Removing duplicate rows in MySQL

gravatar

by nkinkade on 2010-01-12

There are thousands of articles out there on removing duplicate rows from a SQL database. However, almost all of the first-page results of a search at Google for something like " mysql remove duplicates " involved creating temporary tables and other convoluted ways of solving the problem. I'm posting this simple method here in the hope that it could simplify this process for someone else. This is likely old news for people highly experienced with MySQL and SQL databases in general, but it's not that frequent that I have to tackle the duplicate row issue, so I post here for my own reference and that of others. The idea is that you create a unique index on the table based on the columns that should not be duplicated. MySQL will delete the duplicates in order to comply with the uniqueness of the index created. You then simply remove the temporary index.

There was a bug in CiviCRM which was causing duplicate records in a particular table.

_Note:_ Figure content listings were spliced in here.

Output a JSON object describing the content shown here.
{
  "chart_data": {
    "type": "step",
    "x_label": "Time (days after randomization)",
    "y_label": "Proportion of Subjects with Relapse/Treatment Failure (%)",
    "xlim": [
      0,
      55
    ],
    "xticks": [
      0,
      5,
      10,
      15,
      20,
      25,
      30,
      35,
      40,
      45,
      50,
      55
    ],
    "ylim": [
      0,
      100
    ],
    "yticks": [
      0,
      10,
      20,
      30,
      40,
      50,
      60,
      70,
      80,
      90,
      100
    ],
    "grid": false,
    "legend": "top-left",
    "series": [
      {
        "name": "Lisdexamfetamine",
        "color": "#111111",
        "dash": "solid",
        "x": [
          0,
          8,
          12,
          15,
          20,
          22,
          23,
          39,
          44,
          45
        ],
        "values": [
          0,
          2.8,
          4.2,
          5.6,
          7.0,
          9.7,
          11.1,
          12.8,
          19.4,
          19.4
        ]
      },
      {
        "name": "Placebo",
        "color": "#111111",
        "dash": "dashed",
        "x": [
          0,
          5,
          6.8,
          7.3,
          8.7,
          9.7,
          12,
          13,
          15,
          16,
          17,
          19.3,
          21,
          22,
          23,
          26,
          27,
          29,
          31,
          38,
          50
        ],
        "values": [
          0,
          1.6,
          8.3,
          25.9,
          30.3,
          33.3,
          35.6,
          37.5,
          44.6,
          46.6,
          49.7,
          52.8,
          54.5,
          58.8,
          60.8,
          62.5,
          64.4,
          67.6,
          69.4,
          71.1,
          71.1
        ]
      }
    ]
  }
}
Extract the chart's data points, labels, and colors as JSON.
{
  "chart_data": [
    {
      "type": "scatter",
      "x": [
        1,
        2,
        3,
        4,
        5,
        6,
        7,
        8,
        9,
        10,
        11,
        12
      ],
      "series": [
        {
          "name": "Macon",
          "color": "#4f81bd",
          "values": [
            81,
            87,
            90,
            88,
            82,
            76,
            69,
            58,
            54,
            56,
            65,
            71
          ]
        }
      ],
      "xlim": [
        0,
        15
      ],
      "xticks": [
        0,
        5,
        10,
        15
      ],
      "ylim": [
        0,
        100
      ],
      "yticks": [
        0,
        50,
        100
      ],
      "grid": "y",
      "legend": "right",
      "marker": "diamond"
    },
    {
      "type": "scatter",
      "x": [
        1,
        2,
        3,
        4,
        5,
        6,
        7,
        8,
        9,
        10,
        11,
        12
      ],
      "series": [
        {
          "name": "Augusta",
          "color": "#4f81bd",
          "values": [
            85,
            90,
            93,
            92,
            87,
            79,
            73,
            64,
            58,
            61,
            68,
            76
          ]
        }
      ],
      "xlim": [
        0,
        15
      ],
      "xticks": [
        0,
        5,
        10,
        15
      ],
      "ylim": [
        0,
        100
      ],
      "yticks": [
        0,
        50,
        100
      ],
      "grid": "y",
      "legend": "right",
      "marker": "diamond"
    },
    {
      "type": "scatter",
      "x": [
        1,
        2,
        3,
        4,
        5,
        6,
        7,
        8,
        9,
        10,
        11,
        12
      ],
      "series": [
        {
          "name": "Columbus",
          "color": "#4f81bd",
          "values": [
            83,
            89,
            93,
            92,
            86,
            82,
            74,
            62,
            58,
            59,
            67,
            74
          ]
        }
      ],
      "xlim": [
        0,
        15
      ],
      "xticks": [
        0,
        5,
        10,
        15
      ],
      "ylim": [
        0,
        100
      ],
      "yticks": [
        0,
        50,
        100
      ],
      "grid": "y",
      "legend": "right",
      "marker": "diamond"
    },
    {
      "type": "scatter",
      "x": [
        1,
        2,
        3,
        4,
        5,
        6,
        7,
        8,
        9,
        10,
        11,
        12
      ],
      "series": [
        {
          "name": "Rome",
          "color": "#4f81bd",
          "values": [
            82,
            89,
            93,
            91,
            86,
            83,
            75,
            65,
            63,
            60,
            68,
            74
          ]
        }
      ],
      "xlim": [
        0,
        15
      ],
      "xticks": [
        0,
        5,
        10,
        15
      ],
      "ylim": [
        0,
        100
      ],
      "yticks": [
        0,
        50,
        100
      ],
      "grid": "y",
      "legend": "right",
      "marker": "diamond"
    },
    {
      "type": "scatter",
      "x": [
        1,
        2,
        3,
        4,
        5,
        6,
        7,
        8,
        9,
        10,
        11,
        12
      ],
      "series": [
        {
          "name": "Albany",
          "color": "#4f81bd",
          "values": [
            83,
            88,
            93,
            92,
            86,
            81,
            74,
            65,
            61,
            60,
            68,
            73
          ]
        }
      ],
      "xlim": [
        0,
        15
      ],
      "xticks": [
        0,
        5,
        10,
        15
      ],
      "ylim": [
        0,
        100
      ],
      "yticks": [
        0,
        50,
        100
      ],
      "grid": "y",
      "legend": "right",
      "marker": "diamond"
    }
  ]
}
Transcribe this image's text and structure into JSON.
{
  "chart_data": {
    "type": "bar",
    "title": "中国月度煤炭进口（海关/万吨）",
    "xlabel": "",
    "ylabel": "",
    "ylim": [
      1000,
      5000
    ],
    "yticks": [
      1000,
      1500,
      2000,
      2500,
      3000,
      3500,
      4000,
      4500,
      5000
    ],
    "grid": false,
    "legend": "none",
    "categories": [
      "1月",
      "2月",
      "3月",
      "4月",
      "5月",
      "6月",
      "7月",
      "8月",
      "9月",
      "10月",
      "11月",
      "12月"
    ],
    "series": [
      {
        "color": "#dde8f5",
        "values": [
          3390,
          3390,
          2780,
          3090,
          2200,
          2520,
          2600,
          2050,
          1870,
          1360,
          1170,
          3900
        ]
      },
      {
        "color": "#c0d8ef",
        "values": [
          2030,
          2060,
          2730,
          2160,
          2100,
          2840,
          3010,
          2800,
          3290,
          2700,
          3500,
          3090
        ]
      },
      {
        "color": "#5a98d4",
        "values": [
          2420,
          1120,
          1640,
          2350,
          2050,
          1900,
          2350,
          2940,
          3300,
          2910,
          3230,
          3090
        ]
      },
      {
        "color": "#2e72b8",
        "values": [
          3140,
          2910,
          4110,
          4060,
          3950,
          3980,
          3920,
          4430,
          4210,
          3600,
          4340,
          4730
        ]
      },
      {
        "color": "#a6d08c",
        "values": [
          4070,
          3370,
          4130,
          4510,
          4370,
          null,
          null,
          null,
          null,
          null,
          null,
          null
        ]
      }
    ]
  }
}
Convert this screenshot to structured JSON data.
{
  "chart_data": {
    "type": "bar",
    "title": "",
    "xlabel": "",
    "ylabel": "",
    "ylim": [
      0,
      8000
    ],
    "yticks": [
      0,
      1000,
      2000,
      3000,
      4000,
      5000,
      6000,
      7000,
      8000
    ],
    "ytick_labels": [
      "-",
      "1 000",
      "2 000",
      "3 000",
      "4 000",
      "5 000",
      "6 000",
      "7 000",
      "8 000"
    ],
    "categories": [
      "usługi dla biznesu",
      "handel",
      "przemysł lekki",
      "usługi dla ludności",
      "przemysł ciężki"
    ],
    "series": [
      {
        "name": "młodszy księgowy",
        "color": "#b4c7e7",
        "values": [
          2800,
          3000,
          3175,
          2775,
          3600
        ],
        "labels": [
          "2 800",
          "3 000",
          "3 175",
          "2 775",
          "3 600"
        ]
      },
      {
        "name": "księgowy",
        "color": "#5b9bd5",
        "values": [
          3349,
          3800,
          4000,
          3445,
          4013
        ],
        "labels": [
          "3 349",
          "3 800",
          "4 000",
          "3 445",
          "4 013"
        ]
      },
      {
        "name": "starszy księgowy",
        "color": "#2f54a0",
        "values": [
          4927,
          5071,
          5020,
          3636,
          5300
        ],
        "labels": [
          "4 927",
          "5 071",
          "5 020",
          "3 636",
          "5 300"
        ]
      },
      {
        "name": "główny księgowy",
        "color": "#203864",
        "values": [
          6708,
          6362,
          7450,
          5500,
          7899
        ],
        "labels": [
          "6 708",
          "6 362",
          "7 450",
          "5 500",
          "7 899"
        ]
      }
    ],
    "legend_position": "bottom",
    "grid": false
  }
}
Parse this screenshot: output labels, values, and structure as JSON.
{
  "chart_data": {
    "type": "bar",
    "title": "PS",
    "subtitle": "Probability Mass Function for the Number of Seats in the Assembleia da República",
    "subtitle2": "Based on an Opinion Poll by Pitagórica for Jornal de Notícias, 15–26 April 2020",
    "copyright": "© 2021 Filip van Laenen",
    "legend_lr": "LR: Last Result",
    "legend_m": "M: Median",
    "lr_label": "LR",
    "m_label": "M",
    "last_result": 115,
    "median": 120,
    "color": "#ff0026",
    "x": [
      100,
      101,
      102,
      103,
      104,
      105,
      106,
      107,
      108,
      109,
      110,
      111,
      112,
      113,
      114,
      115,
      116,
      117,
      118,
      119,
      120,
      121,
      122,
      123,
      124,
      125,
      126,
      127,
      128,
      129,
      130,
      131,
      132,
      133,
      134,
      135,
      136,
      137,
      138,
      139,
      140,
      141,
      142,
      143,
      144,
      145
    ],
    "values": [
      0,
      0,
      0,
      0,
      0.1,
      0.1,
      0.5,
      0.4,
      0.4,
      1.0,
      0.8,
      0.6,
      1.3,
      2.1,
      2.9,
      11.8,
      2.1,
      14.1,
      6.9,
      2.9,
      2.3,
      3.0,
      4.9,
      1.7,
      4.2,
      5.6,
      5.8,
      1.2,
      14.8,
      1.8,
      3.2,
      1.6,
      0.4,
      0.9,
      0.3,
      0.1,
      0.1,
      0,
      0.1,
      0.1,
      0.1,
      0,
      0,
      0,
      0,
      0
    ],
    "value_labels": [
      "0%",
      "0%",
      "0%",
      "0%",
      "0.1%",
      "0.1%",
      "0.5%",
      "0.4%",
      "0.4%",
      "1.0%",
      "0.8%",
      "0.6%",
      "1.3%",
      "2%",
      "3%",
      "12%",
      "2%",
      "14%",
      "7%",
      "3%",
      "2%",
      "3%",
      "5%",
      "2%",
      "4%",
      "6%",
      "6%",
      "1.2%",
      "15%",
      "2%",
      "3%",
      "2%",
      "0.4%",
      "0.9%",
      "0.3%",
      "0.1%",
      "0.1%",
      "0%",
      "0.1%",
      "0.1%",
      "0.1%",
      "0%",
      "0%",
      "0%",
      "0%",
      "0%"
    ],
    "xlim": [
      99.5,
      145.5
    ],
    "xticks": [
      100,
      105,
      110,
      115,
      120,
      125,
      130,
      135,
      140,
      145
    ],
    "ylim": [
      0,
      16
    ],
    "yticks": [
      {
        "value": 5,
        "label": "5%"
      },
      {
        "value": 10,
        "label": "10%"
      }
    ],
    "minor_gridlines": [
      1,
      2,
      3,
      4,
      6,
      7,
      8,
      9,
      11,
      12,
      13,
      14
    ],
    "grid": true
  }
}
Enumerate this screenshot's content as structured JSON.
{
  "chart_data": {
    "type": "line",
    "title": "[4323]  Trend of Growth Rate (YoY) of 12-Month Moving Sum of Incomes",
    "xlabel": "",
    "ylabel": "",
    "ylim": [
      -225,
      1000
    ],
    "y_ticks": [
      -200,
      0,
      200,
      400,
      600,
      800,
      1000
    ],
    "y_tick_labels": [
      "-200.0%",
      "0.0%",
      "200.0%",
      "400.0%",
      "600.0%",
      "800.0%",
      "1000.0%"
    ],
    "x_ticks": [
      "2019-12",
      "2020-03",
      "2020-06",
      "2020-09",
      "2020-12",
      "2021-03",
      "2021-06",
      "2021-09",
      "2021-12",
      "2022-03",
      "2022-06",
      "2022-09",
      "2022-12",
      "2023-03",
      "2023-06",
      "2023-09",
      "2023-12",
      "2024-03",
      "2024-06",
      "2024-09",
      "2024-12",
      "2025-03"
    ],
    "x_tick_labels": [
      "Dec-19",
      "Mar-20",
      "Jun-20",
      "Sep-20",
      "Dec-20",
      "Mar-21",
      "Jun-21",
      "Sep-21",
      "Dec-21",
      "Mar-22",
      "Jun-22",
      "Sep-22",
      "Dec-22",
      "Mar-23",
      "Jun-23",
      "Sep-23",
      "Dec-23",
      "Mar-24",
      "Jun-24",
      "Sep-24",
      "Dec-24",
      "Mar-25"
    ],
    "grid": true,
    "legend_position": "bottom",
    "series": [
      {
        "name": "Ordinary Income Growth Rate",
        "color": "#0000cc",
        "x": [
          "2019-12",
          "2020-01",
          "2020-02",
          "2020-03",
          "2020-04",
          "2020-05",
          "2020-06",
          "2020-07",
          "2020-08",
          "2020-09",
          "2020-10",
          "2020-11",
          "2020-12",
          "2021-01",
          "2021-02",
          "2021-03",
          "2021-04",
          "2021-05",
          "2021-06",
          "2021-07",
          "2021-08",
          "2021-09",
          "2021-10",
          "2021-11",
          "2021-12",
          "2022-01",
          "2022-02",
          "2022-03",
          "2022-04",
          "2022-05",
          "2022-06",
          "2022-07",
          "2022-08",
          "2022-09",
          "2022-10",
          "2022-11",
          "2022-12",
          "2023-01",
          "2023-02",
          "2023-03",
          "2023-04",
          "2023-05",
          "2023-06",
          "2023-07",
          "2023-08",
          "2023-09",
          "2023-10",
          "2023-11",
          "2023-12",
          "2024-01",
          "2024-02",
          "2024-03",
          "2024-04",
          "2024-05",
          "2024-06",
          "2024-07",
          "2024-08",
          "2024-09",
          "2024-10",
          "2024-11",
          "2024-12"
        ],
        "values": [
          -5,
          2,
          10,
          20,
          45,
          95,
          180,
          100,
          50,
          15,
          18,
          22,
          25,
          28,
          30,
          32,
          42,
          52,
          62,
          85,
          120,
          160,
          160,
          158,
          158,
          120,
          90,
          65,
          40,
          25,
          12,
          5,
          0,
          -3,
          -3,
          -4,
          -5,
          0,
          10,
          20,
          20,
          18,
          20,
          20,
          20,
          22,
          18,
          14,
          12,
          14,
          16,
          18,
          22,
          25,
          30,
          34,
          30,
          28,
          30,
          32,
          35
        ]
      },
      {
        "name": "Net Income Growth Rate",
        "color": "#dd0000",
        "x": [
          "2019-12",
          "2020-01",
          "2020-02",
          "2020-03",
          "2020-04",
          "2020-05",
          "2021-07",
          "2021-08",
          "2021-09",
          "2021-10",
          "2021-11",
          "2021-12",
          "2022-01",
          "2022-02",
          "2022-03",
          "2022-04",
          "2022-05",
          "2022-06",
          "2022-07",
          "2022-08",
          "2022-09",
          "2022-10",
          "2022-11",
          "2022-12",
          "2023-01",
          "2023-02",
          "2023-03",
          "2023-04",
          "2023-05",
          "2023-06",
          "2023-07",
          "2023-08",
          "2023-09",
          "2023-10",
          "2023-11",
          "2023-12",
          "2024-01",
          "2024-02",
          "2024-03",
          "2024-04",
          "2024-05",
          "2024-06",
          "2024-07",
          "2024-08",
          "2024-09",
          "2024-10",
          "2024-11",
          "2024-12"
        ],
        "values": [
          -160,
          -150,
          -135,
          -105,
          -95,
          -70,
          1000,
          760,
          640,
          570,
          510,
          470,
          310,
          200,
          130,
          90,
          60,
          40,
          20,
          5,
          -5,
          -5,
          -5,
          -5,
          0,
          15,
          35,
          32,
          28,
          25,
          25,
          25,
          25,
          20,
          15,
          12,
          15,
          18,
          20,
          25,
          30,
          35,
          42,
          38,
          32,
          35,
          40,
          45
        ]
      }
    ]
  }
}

Find the duplicates:

mysql> SELECT contact_id, contribution_id, receive_date, product_id, count(*) FROM civicrm_contribution_product JOIN civicrm_contribution ON civicrm_contribution_product.contribution_id = civicrm_contribution.id GROUP BY contribution_id, product_id having count(*) > 1 ORDER BY receive_date;

Removing most of the duplicates:

mysql> ALTER IGNORE TABLE civicrm_contribution_product ADD UNIQUE INDEXtmp_index(contribution_id, product_id);

Removing the temporary index:

mysql> ALTER TABLE civicrm_contribution_product DROP INDEX tmp_index;

Thanks to Paul Swarthout's comments on a thread at databasejournal.com for this simple solution.